Choosing a regulated professional is of the utmost importance. “It’s important to remember that the face has many underlying sensitive structures including nerves, vessels and so on. If the person doing your fillers isn’t trained there’s a risk of damage, artery occlusion, infection and in worst cases even death,” Dr. Lakhani warned. A trained medical professional won’t just give you the best results, but they also will be familiar with safety procedures if anything goes wrong, and will be getting the filler from a legitimate and safe supplier. “When filled carefully and in small amounts, filler fatigue can be avoided,” Prisk confirmed. By choosing a seasoned professional who will offer the right amount of fillers at the right amount of regularity, you can be reassured that you won’t suffer from filler fatigue.
Alternatives to fillers
If you’re concerned about fillers or already had some and don’t wish to have them again, you do have other options. Firstly, you can upgrade your at-home skincare routine. It won’t give you the same results as you see in a clinic but it’s a good start. “Sun protection and lifestyle habits can contribute hugely to helping to prevent premature aging of the skin and the wrinkles and lines that filler is often sought to address,” Dr. Lakhani pointed out. Start by wearing sun protection factor 30-50 every day. Similarly, you can look to include topical creams that include active ingredients like Retinol or Vitamin C which have been shown to boost cell turnover, tackle fine lines and plump the skin. Try including a Vitamin C serum like C.E.O 15% Vitamin C Brightening Serum in your morning routine and a Retinol serum like A+ High-Dose Retinoid Serum in your evening one.
In-clinic there are other non-invasive treatments that offer similar results to fillers. “While fillers aim to replace lost volume in the skin by injecting the gel-like substance into it, these treatments look to address the lack of volume, sagging skin, and wrinkles in a number of different ways,” Dr. Lakhani noted.
Here, Dr. Lakhani shares here four alternatives to fillers:
- Endolift: This innovative procedure remodels the entire face by inserting tiny fibers under the skin. It corrects mild sagging of the skin and fat accumulations on the lower third of the face (double chin, cheeks, mouth, jawline) and neck as well as for correcting the skin laxity of the lower eyelid.
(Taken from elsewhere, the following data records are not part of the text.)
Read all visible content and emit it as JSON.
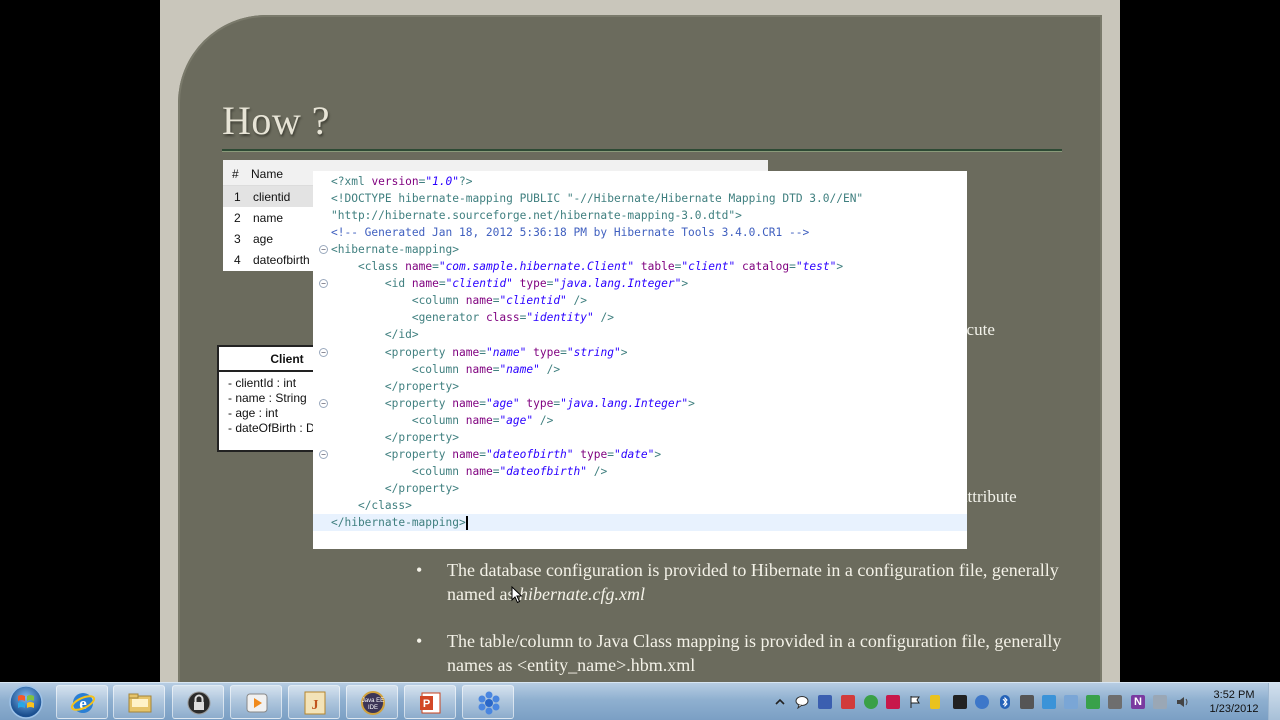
{
  "slide": {
    "title": "How ?",
    "db_table": {
      "headers": [
        "#",
        "Name"
      ],
      "rows": [
        {
          "num": "1",
          "name": "clientid"
        },
        {
          "num": "2",
          "name": "name"
        },
        {
          "num": "3",
          "name": "age"
        },
        {
          "num": "4",
          "name": "dateofbirth"
        }
      ]
    },
    "uml": {
      "class_name": "Client",
      "attributes": [
        "- clientId : int",
        "- name : String",
        "- age : int",
        "- dateOfBirth : D"
      ]
    },
    "partial_text_1": "ecute",
    "partial_text_2": "attribute",
    "bullets": [
      {
        "text": "The database configuration is provided to Hibernate in a configuration file, generally named as ",
        "emphasis": "hibernate.cfg.xml"
      },
      {
        "text": "The table/column to Java Class mapping is provided in a configuration file, generally names as <entity_name>.hbm.xml",
        "emphasis": ""
      }
    ],
    "bullet_symbol": "•"
  },
  "xml_editor": {
    "lines": [
      "<?xml version=\"1.0\"?>",
      "<!DOCTYPE hibernate-mapping PUBLIC \"-//Hibernate/Hibernate Mapping DTD 3.0//EN\"",
      "\"http://hibernate.sourceforge.net/hibernate-mapping-3.0.dtd\">",
      "<!-- Generated Jan 18, 2012 5:36:18 PM by Hibernate Tools 3.4.0.CR1 -->",
      "<hibernate-mapping>",
      "    <class name=\"com.sample.hibernate.Client\" table=\"client\" catalog=\"test\">",
      "        <id name=\"clientid\" type=\"java.lang.Integer\">",
      "            <column name=\"clientid\" />",
      "            <generator class=\"identity\" />",
      "        </id>",
      "        <property name=\"name\" type=\"string\">",
      "            <column name=\"name\" />",
      "        </property>",
      "        <property name=\"age\" type=\"java.lang.Integer\">",
      "            <column name=\"age\" />",
      "        </property>",
      "        <property name=\"dateofbirth\" type=\"date\">",
      "            <column name=\"dateofbirth\" />",
      "        </property>",
      "    </class>",
      "</hibernate-mapping>"
    ]
  },
  "taskbar": {
    "apps": [
      "internet-explorer",
      "file-explorer",
      "lock-app",
      "media-player",
      "java-tool",
      "java-ee-ide",
      "powerpoint",
      "snowflake-app"
    ],
    "clock_time": "3:52 PM",
    "clock_date": "1/23/2012"
  },
  "colors": {
    "slide_bg": "#6b6b5d",
    "xml_tag": "#3f7f7f",
    "xml_attr": "#7f007f",
    "xml_value": "#2a00ff",
    "xml_comment": "#3f5fbf"
  }
}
- Profhilo: This is essentially an injectable moisturizer (containing hyaluronic acid), rather than a filler. It effectively hydrates the skin from the inside out. Hyaluronic acid can hold 1000 times its weight in water creating a significant deep moisturizing activity.
- PRP therapy: This procedure, sometimes called a ‘Vampire Facelift’ involves giving a patient injections using their own blood components — called platelets — which have growth factors that can stimulate blood flow and boost collagen.
- Fraxel: This laser treatment isn’t invasive like fillers and instead aims to rejuvenate the skin. It’s a non-invasive microscopic laser that penetrates the skin to encourage new collagen and elastin growth.